Mainly it is a wall to protect your frontline and put pressure on your opponent. A wall that can suddenly do a significant amount of damage if Blood Summon or your own attacks are used against it.
However don’t make the mistake of exposing this wall too much, Gul-Dass is not life efficient (it just has a 1 to 1 life to magic ratio, which is quite terrible). If your opponent one-shots it, as they certainly will try to, your champion was effectively a negative value for you.

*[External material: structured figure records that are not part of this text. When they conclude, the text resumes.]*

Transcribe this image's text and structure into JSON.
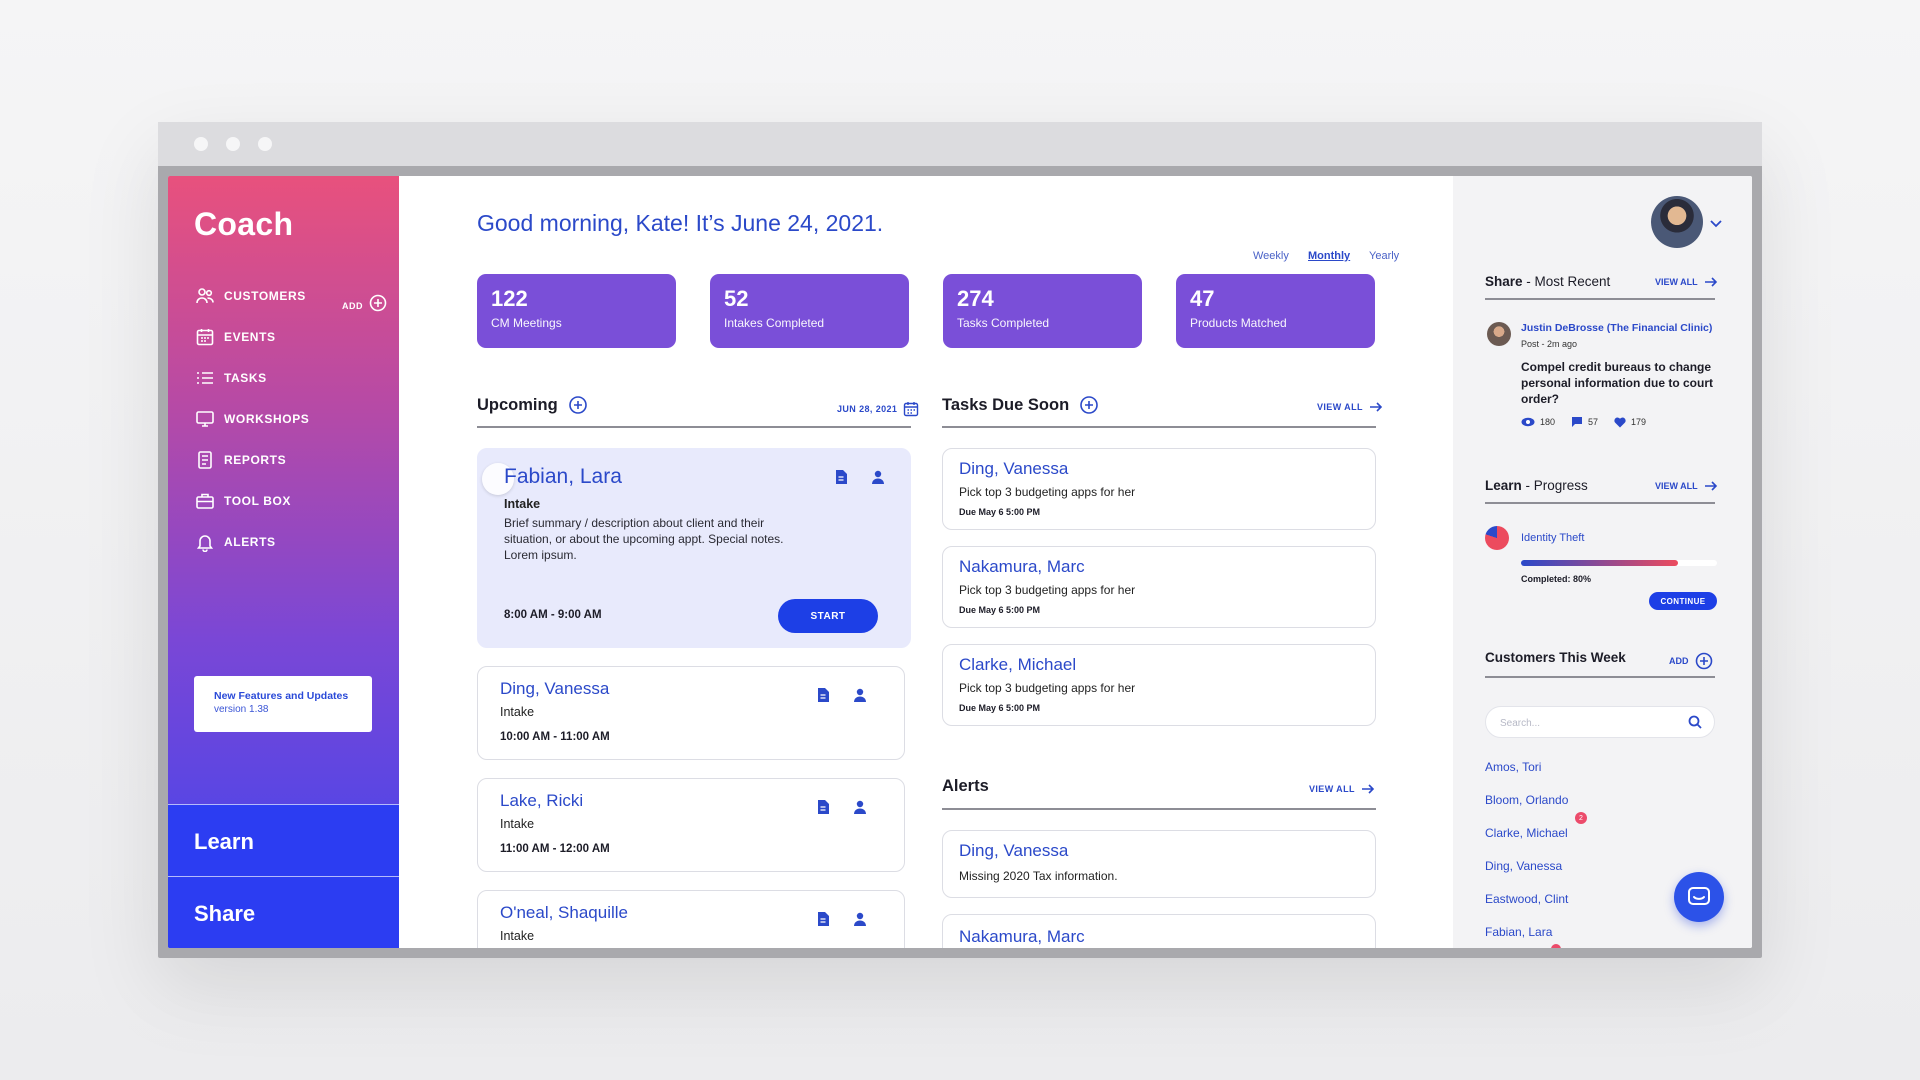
{
  "sidebar": {
    "logo": "Coach",
    "items": [
      {
        "label": "CUSTOMERS",
        "icon": "people-icon"
      },
      {
        "label": "EVENTS",
        "icon": "calendar-icon"
      },
      {
        "label": "TASKS",
        "icon": "list-icon"
      },
      {
        "label": "WORKSHOPS",
        "icon": "monitor-icon"
      },
      {
        "label": "REPORTS",
        "icon": "document-icon"
      },
      {
        "label": "TOOL BOX",
        "icon": "toolbox-icon"
      },
      {
        "label": "ALERTS",
        "icon": "bell-icon"
      }
    ],
    "add_label": "ADD",
    "features": {
      "title": "New Features and Updates",
      "version": "version 1.38"
    },
    "learn": "Learn",
    "share": "Share"
  },
  "header": {
    "greeting": "Good morning, Kate! It’s June 24, 2021.",
    "periods": [
      "Weekly",
      "Monthly",
      "Yearly"
    ],
    "active_period": "Monthly"
  },
  "stats": [
    {
      "value": "122",
      "label": "CM Meetings"
    },
    {
      "value": "52",
      "label": "Intakes Completed"
    },
    {
      "value": "274",
      "label": "Tasks Completed"
    },
    {
      "value": "47",
      "label": "Products Matched"
    }
  ],
  "upcoming": {
    "title": "Upcoming",
    "date": "JUN 28, 2021",
    "featured": {
      "name": "Fabian, Lara",
      "type": "Intake",
      "description": "Brief summary / description about client and their situation, or about the upcoming appt. Special notes. Lorem ipsum.",
      "time": "8:00 AM - 9:00 AM",
      "action": "START"
    },
    "items": [
      {
        "name": "Ding, Vanessa",
        "type": "Intake",
        "time": "10:00 AM - 11:00 AM"
      },
      {
        "name": "Lake, Ricki",
        "type": "Intake",
        "time": "11:00 AM - 12:00 AM"
      },
      {
        "name": "O'neal, Shaquille",
        "type": "Intake",
        "time": ""
      }
    ]
  },
  "tasks": {
    "title": "Tasks Due Soon",
    "view_all": "VIEW ALL",
    "items": [
      {
        "name": "Ding, Vanessa",
        "task": "Pick top 3 budgeting apps for her",
        "due": "Due May 6 5:00 PM"
      },
      {
        "name": "Nakamura, Marc",
        "task": "Pick top 3 budgeting apps for her",
        "due": "Due May 6 5:00 PM"
      },
      {
        "name": "Clarke, Michael",
        "task": "Pick top 3 budgeting apps for her",
        "due": "Due May 6 5:00 PM"
      }
    ]
  },
  "alerts": {
    "title": "Alerts",
    "view_all": "VIEW ALL",
    "items": [
      {
        "name": "Ding, Vanessa",
        "text": "Missing 2020 Tax information."
      },
      {
        "name": "Nakamura, Marc",
        "text": ""
      }
    ]
  },
  "right": {
    "share": {
      "title_bold": "Share",
      "title_rest": " - Most Recent",
      "view_all": "VIEW ALL",
      "author": "Justin DeBrosse (The Financial Clinic)",
      "meta": "Post - 2m ago",
      "text": "Compel credit bureaus to change personal information due to court order?",
      "views": "180",
      "comments": "57",
      "likes": "179"
    },
    "learn": {
      "title_bold": "Learn",
      "title_rest": " - Progress",
      "view_all": "VIEW ALL",
      "course": "Identity Theft",
      "completed_label": "Completed: 80%",
      "progress": 0.8,
      "action": "CONTINUE"
    },
    "customers": {
      "title": "Customers This Week",
      "add_label": "ADD",
      "search_placeholder": "Search...",
      "list": [
        "Amos, Tori",
        "Bloom, Orlando",
        "Clarke, Michael",
        "Ding, Vanessa",
        "Eastwood, Clint",
        "Fabian, Lara"
      ],
      "badge": "2"
    }
  },
  "colors": {
    "accent": "#2b49c9",
    "stat_bg": "#7a4fd8",
    "button": "#1d3fe6",
    "alert": "#ec4b6b"
  }
}
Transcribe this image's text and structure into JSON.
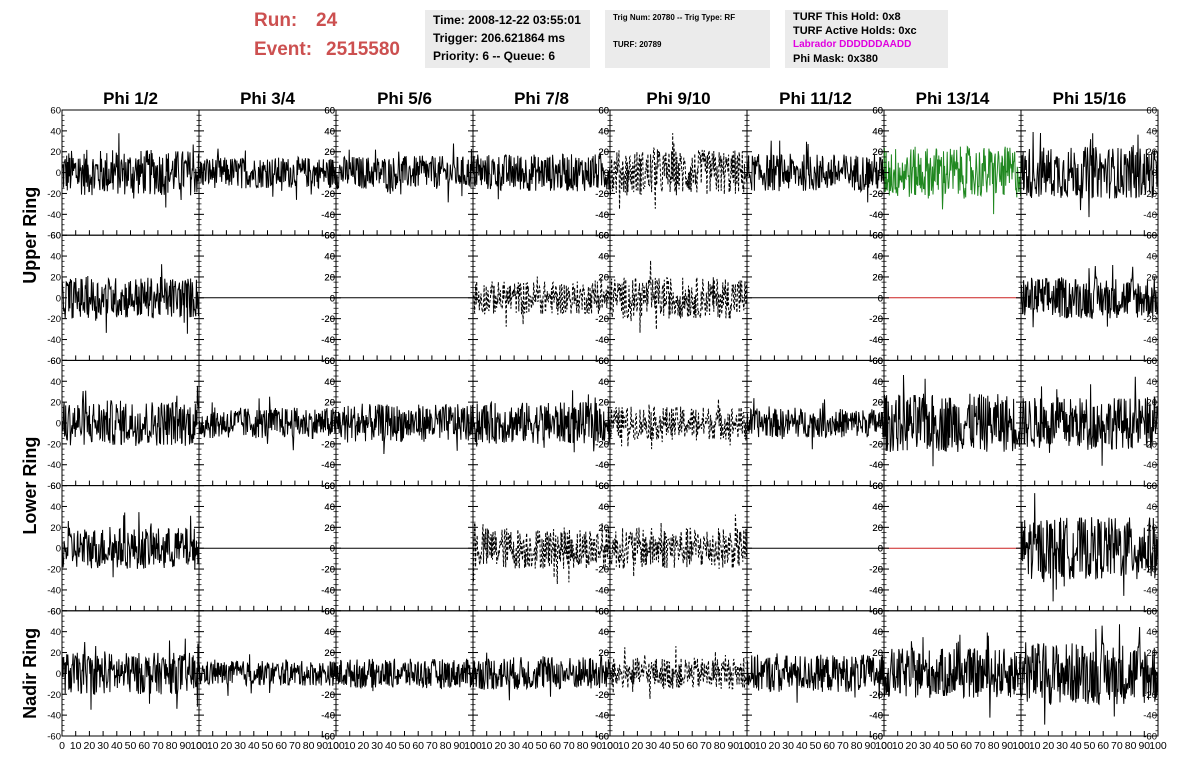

So the key is to protect all but one of its flanks, leaving just one exposed and letting it grow into a serious threat as it becomes damaged.
To finalize the trend of economic inefficiency in its champions, the Fallen Kingdom has Elut-Bal. While definitely not economically efficient, his mere existence in your deck is a major threat to your opponent, especially to their summoner.  Any friendly unit, for an expensive price, can become a 6/6.  Which, thanks to Undead Archers may actually be harder to kill than 6 life would normally seem. You can even do something crazy like summon Elut-Bal, Blood Summon twice from him and surround the opponent’s summoner for the kill.  While something like that may seem unlikely, the constant threat of that happening is a real problem for your opponent, sometimes demanding sub-optimal plays from them to compensate for this potential threat.
Fallen Kingdom is a highly aggressive faction that relies on explosive combos to get both their threat level and economic engine going.

They do have some economic tools in the form of Undead Carrier, Blood Summon and especially Sacrificial Pyre, but it's an economy that is more intended to keep the pressure on without running out of gas, rather than one that allows them to play a slow, "grindy" sort of game.  They are instead rewarded for playing a highly interactive game, forcing constant contact with the enemy.

You can win through your economy if you can pull off massive Sacrificial Pyre turns, but more often than not this is only achievable by being so threatening that your opponent is forced to respond defensively to your aggression.  Thus, winning through economic advantage is more of a Plan B, than it is a consistent path to achieve victory.

This faction is not for the faint of heart or those that like to play it safe, since playing them well means living with a summoner in a constant risk of dying and making often inefficient economic plays for the sake of board position.

However, if you enjoy having to make risky positional plays, tough decisions and trying to shift the board state and your hand into an explosion of death, the Fallen Kingdom may be the most fun of all.